2) We need knowledgeable faculty in the departments of psychiatry who are able to teach climate psychiatry.

3) We need to collaborate with veterinarians because the dangers of climate instability and burnout apply to all animals, not just humans.

4) We need to lobby for increased attention and funding to educate all countries about the human, animal, plant, ecological, political, cultural, and global effects of continued climate change that is leading to the point of no return, at which point our efforts to stop and reverse the progression of climate trends will be ineffective.

5) We need to learn more from our indigenous populations, including the small numbers of aboriginal or native American psychiatrists and their traditions of being stewards for the land.

6) We need to consider ways American psychiatrists can help Australian psychiatrists in the current crisis.

7) American psychiatrists need to understand what Australian psychiatry regrets not doing so that we can avoid making the same mistakes.

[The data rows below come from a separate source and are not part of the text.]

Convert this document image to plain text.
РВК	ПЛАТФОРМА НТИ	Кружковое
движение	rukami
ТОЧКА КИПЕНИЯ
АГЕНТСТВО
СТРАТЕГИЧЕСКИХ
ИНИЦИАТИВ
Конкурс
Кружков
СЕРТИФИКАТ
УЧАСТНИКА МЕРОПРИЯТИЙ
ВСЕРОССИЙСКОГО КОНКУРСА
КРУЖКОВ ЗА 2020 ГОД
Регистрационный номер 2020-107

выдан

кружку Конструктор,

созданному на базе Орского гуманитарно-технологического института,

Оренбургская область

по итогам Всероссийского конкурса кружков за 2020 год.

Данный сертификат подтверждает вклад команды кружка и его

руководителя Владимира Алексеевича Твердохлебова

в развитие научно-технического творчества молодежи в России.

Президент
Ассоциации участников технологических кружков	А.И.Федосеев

8) We need a unique Australian/American psychiatric working coalition that focuses on the intersecting triad of climate, burnout, and animals that conducts virtually meetings to minimize the carbon effects of long flights!6

Because climate instability is a global challenge, America and Australia, on different sides of the world, can model how global partnerships can work. As the poet Warsan Shire wrote at the end of the poem What They Did Yesterday Afternoon7:

. . . later that night
I held an atlas in my lap
ran my fingers across the whole
world
and whispered
where does it hurt?
it answered
everywhere
everywhere
everywhere

Disclosures:

Dr Moffic is an editorial board member and regular contributor to Psychiatric Times. He was a tenured Professor at the Medical College of Wisconsin until he retired in 2012. Since then he has functioned as a private community psychiatrist providing pro bono services locally, nationally, and internationally. Currently, he is focused on four major advocacy initiatives: physician burnout, climate instability, Islamophobia, and anti-Semitism. He is co-editor of Combating Physician Burnout: A Guide for Psychiatrists, with Richard F. Summers and Sheila Loboprabhu.

References:

1. Albrecht GA. Earth Emotions. New York: Cornell University Press; 2019.

2. Hunter E. Vicarious Dreaming: With Jack Idriess on Madman’s Island. Sydney, Australia: ETT Imprint; 2019.

3. Berry H, Waite TD, Dear KBG, et al. The case for systems thinking about climate change and mental health. Nature Climate Change. 2018;8:282-290.

4. Morton A. Revealed: northern Australia’s fossil fuel plans push climate goals beyond reach. The Guardian. October 9, 2019.

5. Moffic S. A psychiatrist, a veterinarian, and an emergency physician resolve to improve mental health. Psychiatric Times. January 23, 2019; Epub ahead of print.

6. Louv R. Our Wild Calling. Chapel Hill, NC: Algonquin; 2019.

7. Shire W. What They Did Yesterday Afternoon. November 2016.